Not only does it have some interesting and usually local paintings (which I’ll come onto), its top floor has a restaurant and café-terrace that must be one of the nicest places to have a drink in Marseille. (There is a separate entrance and lift).
The building was the station sanitaire for immigrants arriving at the port, for what must have been a grim experience. Now beautifully renovated, light floods through the galleries and the huge windows give visitors panoramic views of Fort Jean and MUCEM right along to the docks.
The gallery is privately owned and is dedicated to Provencal art, either focusing on the life and work of one painter or taking a theme like the current ‘Femmes en Provence’ on til 4th May.

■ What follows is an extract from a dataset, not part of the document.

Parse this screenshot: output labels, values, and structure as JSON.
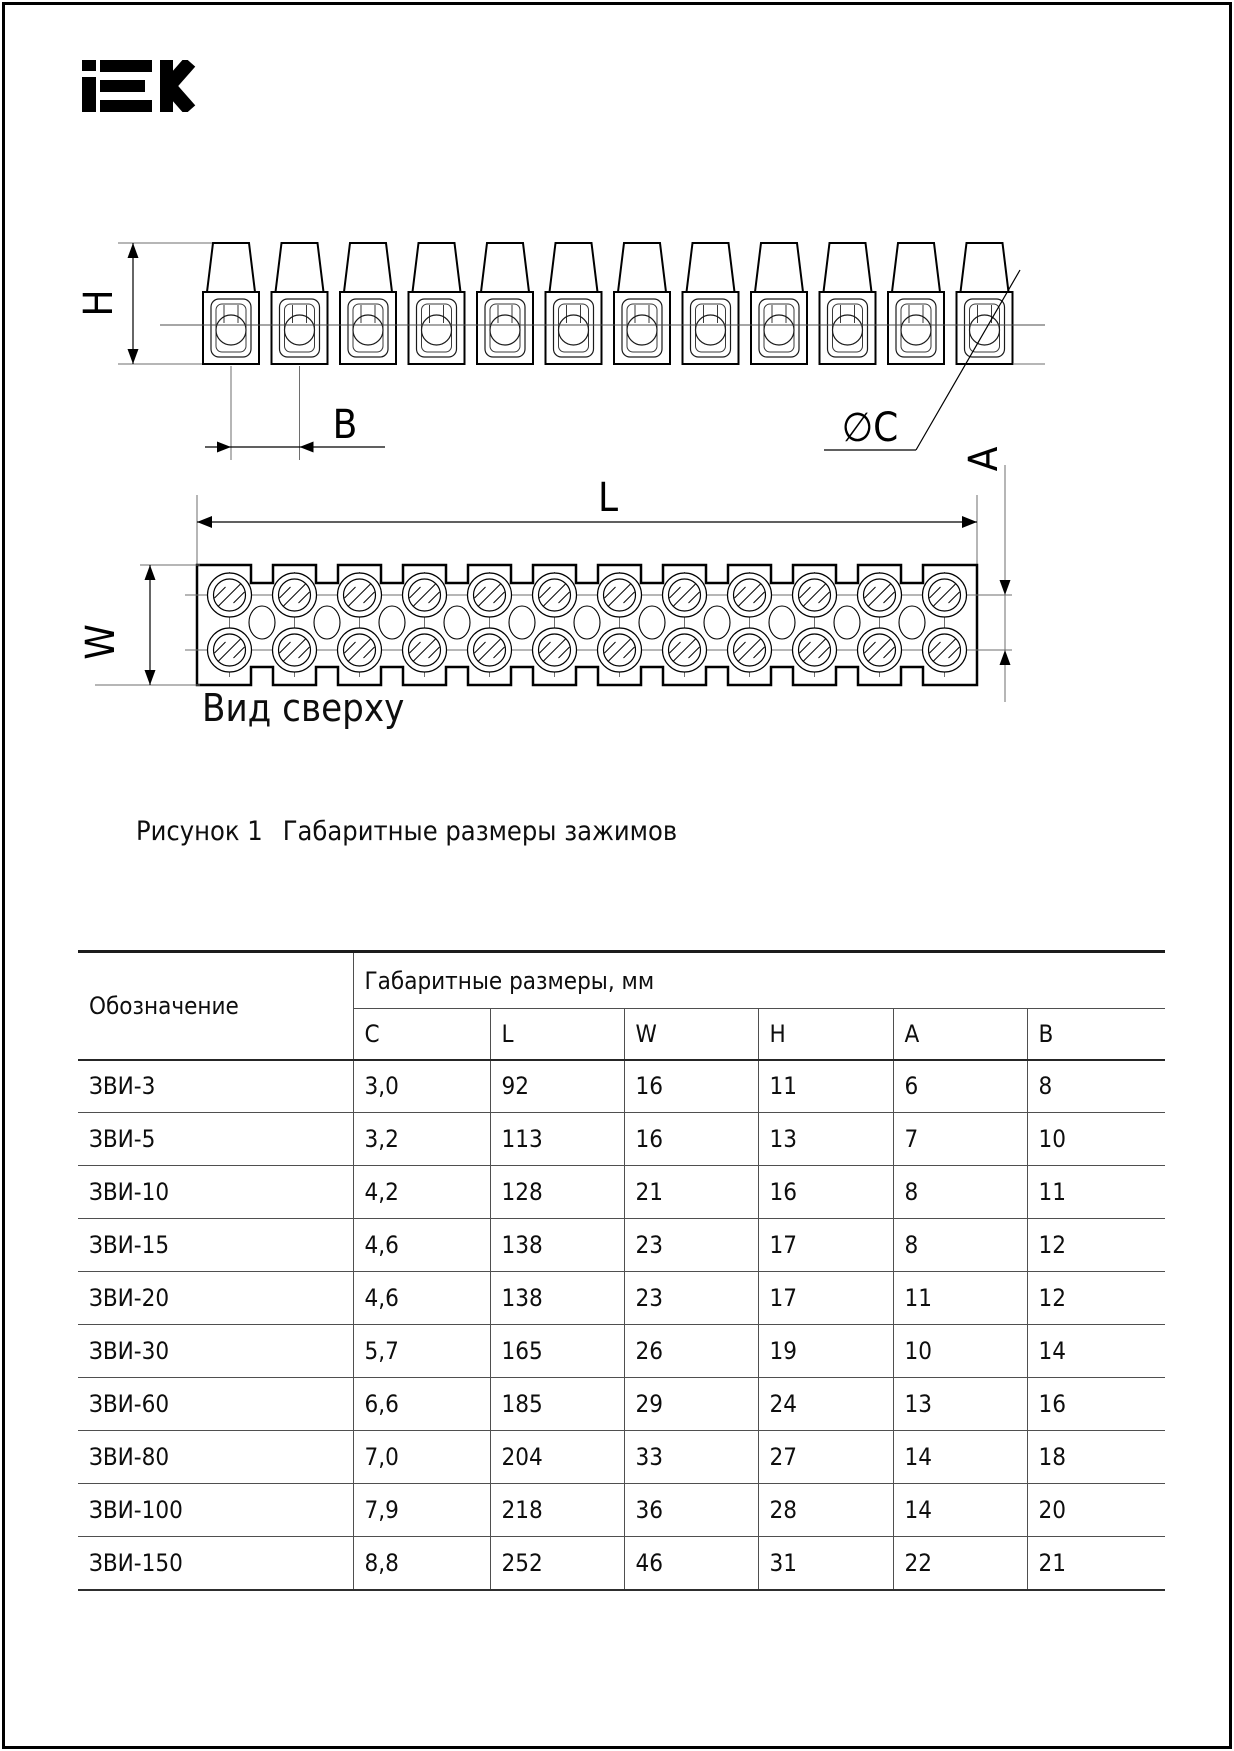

Which makes the new exhibition ‘Autour du Bateau-Lavoir: Des artistes a Montmartre (1892-1930) et la Méditerranée’ a little different in that its main focus is on work done in Paris. There are a couple of Marseillais painters included and the artists did get down to the south of France to work, but the story really revolves around the iconic Bateau-Lavoir building in Montmartre. Just 100 years ago, this was very much on the edge of Paris, an exposed hillside with dairy cows grazing, 18 windmills and very cheap housing – hence its attraction for artists.
They came from Greece, Italy, Spain and provincial France, to work in the cramped ateliers, share ideas and cut loose in the bars in the evenings.
The exhibition shows paintings, drawings, sculpture, ceramics and jewellery from Braque, Picasso, Dufy, Derain, Matisse, de Vlaminck amongst others, many names new to me. And as is often the case in shows like this, you can come across painters whose work is fresh and interesting – but who remain relatively unknown. In this case, I was so impressed by the colourful work of Gen Paul.
He was born in Montmartre, ‘pere inconnu’, in a house in rue Lépic that had been painted by Van Gogh. Like many of this generation, he was involved in the Great War and was badly wounded, losing a leg. But afterwards, he made friends with the artists at Bateau-Lavoir who encouraged his talent, and in fact he made a living from his art for the next 60 years. During this time, he visited Marseille and Sanary, hence I expect his inclusion in this expo. Apparently he was a very optimistic man with a great passion for life – and I think this shows in the celebratory and exuberant studies of life in Montmartre.
Le Musée Regards de Provence is open every day 10:00-18:00. Closed 1st May. 6€. More details: www.regardsdeprovence.com.